2. Premature Withdrawal (Withdrawal before age 60)

If for some reason a customer wants to withdraw money from NPS before the age of 60 years, then he can withdraw the money even after 10 years of opening the account. But, there are some conditions for this.

-80 percent of the amount should be used to purchase annuity. You will get pension every month from this annuity.

-A lump sum withdrawal of 20 percent of the corpus i.e. the total ready fund is allowed.

This means that if the subscriber wants to withdraw his money after 10 years, he will have to use 80 percent of the total corpus to buy annuity. With this he will get pension every month, which is the main objective of investing in NPS.

3. Exit on death before 60 years

If the subscriber dies before the age of 60 years, his nominee or legal heir can withdraw the entire amount deposited in NPS in lump sum. In such a situation there is no need to buy annuity. With this, the subscriber's family gets the entire amount in lump sum.

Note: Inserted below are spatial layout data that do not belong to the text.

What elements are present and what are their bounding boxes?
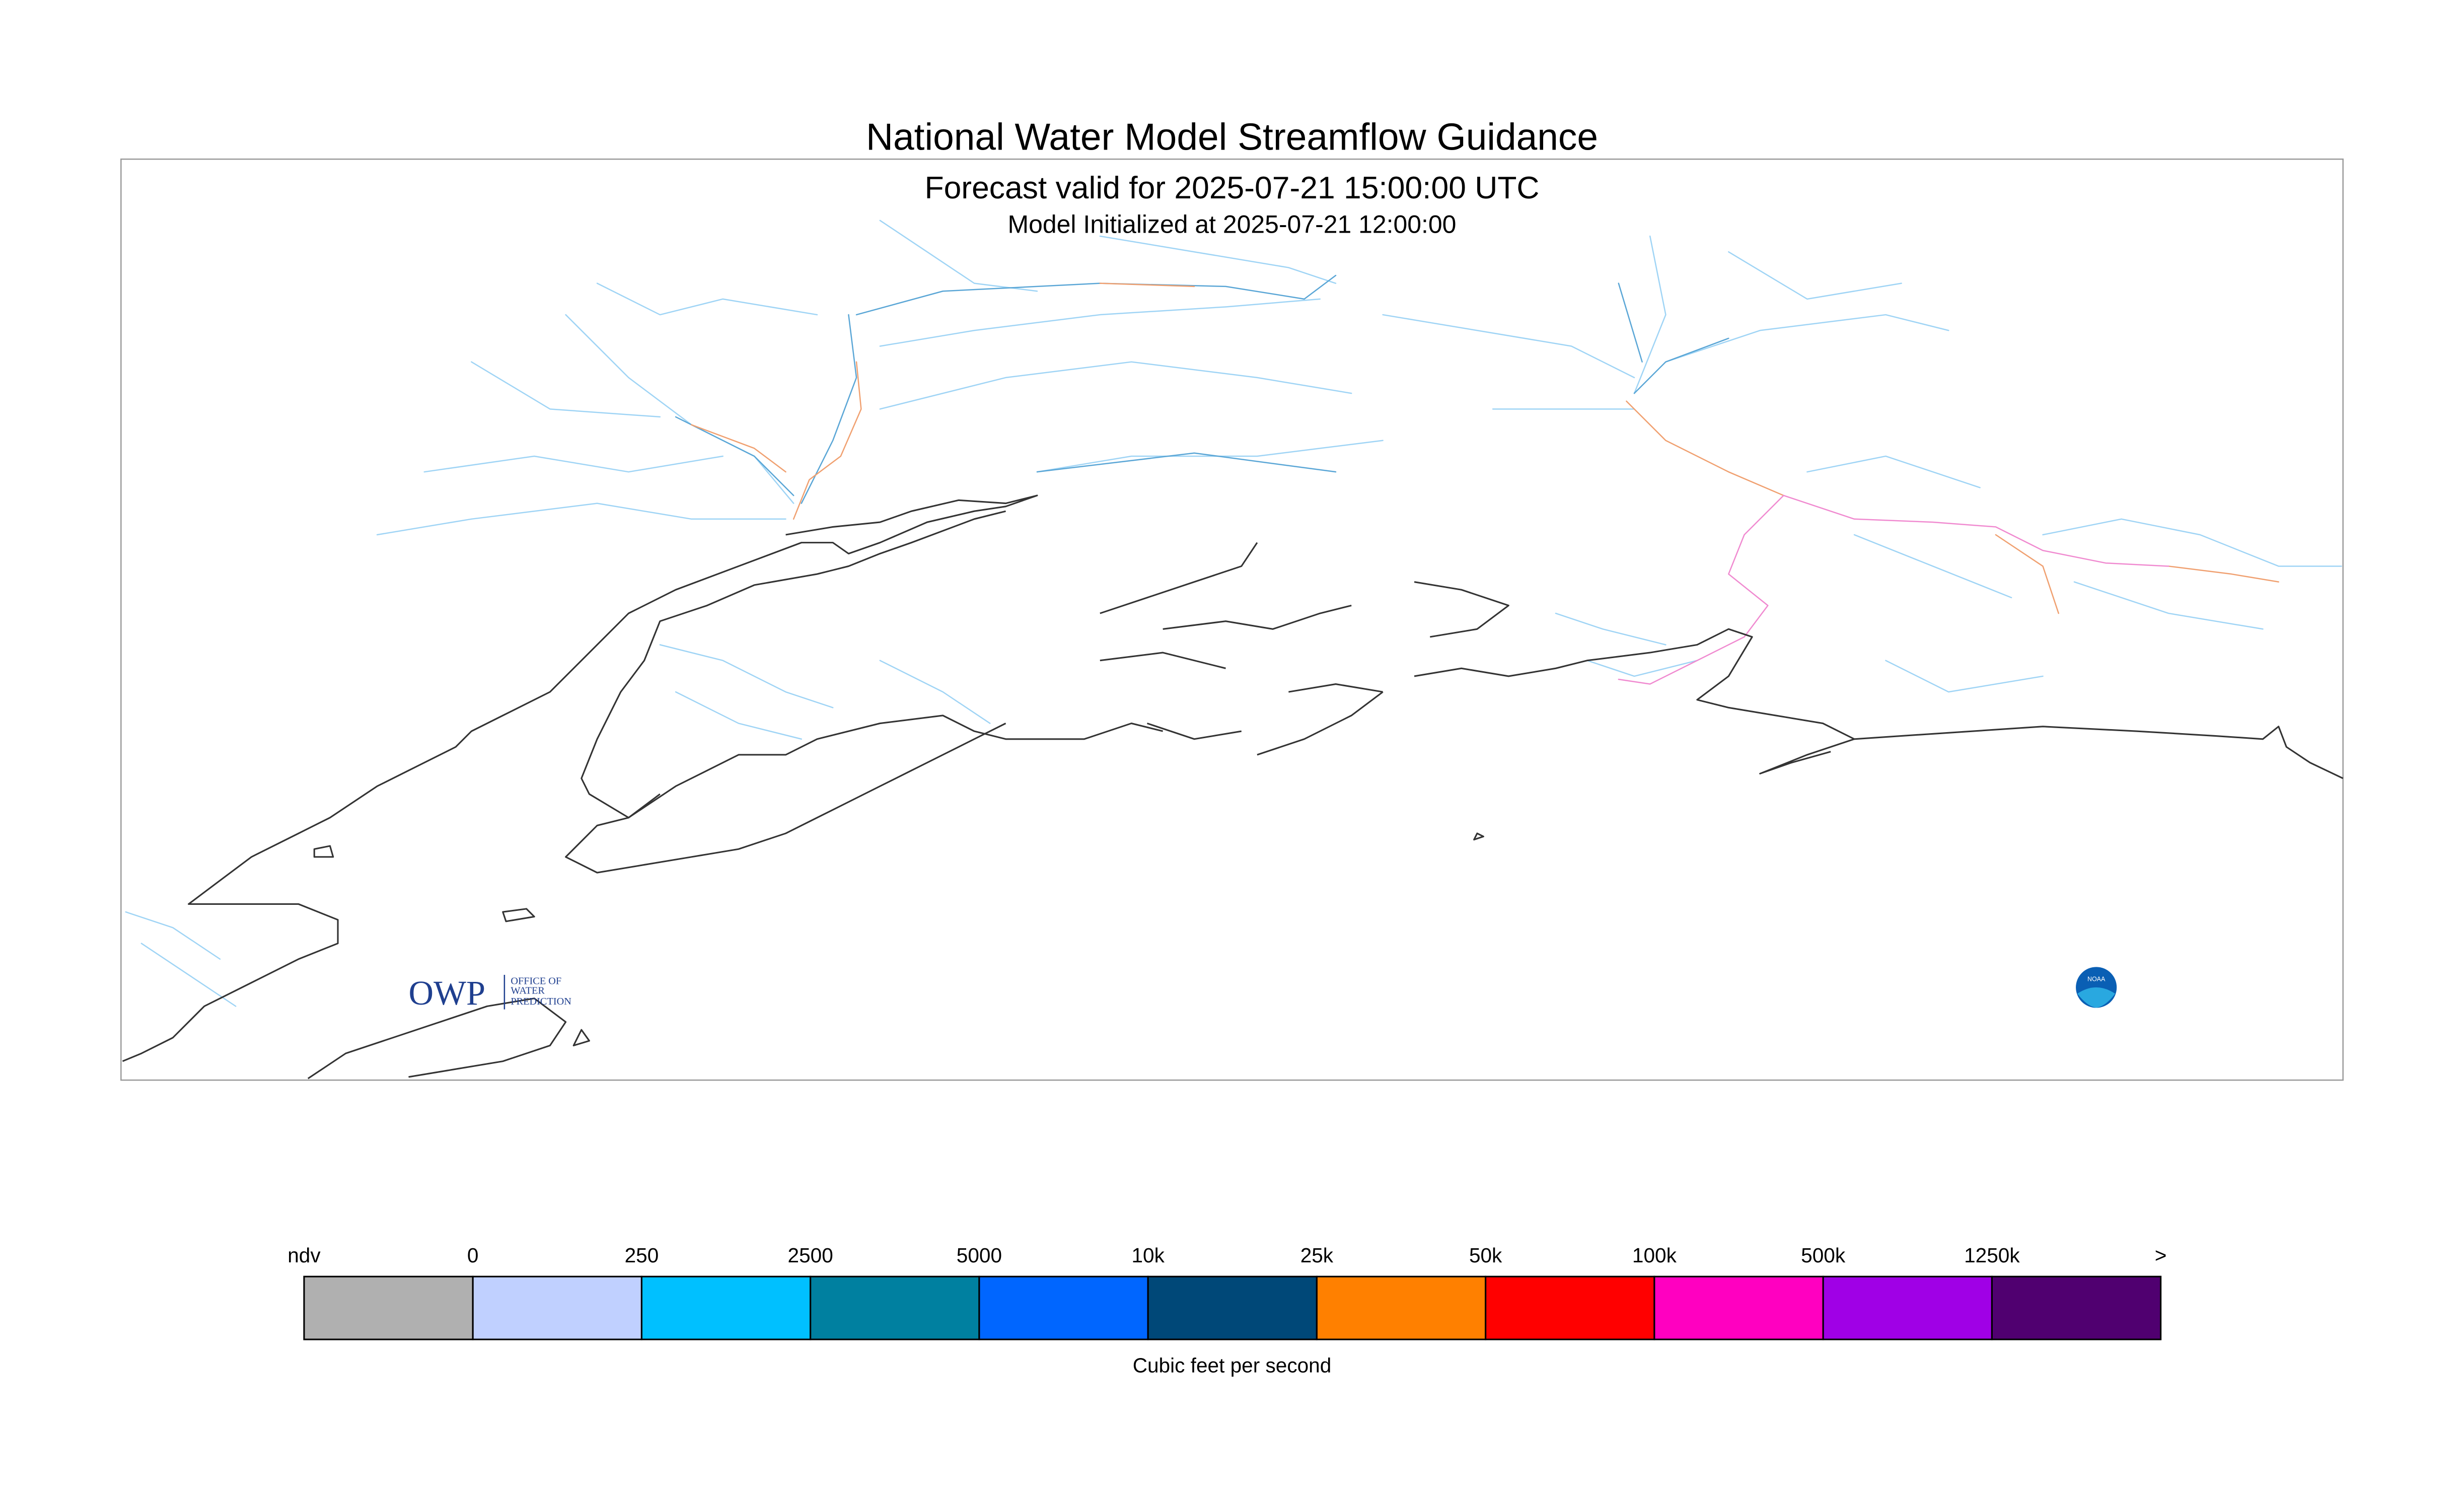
logo-owp: OWP bbox=[409, 974, 486, 1012]
legend-swatch bbox=[1147, 1275, 1318, 1340]
legend-label: ndv bbox=[287, 1244, 321, 1267]
legend-swatch bbox=[1316, 1275, 1487, 1340]
legend-swatch bbox=[810, 1275, 980, 1340]
legend-swatch bbox=[472, 1275, 642, 1340]
logo-line: WATER bbox=[511, 985, 545, 996]
legend-label: 1250k bbox=[1964, 1244, 2020, 1267]
legend-swatch bbox=[978, 1275, 1149, 1340]
rivers bbox=[125, 220, 2342, 1007]
legend-swatch bbox=[303, 1275, 474, 1340]
legend-label: > bbox=[2155, 1244, 2167, 1267]
owp-logo: OWP OFFICE OF WATER PREDICTION bbox=[409, 974, 572, 1012]
legend-label: 25k bbox=[1300, 1244, 1334, 1267]
legend-label: 50k bbox=[1469, 1244, 1502, 1267]
legend-label: 10k bbox=[1131, 1244, 1165, 1267]
legend-label: 250 bbox=[625, 1244, 659, 1267]
noaa-wave bbox=[2077, 987, 2116, 1008]
map-frame bbox=[120, 158, 2344, 1081]
legend-label: 100k bbox=[1632, 1244, 1677, 1267]
noaa-logo: NOAA bbox=[2076, 967, 2117, 1008]
legend-swatch bbox=[1485, 1275, 1655, 1340]
legend: ndv 0 250 2500 5000 10k 25k 50k 100k 500k 1250k > bbox=[287, 1244, 2167, 1340]
coastline bbox=[122, 494, 2344, 1080]
legend-swatch bbox=[1822, 1275, 1993, 1340]
legend-label: 2500 bbox=[788, 1244, 833, 1267]
legend-swatch bbox=[1653, 1275, 1824, 1340]
logo-line: PREDICTION bbox=[511, 996, 571, 1007]
legend-label: 0 bbox=[467, 1244, 479, 1267]
forecast-valid: Forecast valid for 2025-07-21 15:00:00 U… bbox=[924, 170, 1539, 205]
model-initialized: Model Initialized at 2025-07-21 12:00:00 bbox=[1008, 210, 1457, 239]
legend-label: 5000 bbox=[957, 1244, 1002, 1267]
legend-label: 500k bbox=[1801, 1244, 1846, 1267]
logo-line: OFFICE OF bbox=[511, 976, 561, 987]
noaa-text: NOAA bbox=[2087, 975, 2106, 982]
legend-swatch bbox=[1991, 1275, 2162, 1340]
map-title: National Water Model Streamflow Guidance bbox=[866, 115, 1598, 158]
legend-swatch bbox=[640, 1275, 812, 1340]
legend-unit: Cubic feet per second bbox=[1133, 1354, 1332, 1377]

4. How much tax will be levied?

It is important to understand the tax rules applicable to premature withdrawal. Partial withdrawal i.e. up to 25 percent of the NPS corpus is tax free. If the subscriber wants to withdraw the entire amount before the stipulated time, then a lump sum tax of 20 percent of the amount will be charged. Keep in mind that if the entire amount is withdrawn prematurely, only 20 percent of the money is allowed to be withdrawn in lump sum. You will have to buy annuity with the remaining money. The pension received from annuity will be taxed as per the income tax slab of the subscriber.

From the above rules for withdrawal before attaining the age of 60 years it is clear that PFRDA has allowed the customer to withdraw the money as and when required. But, it also keeps in mind that the main objective of the customer to invest in NPS should be to receive a regulated income after retirement.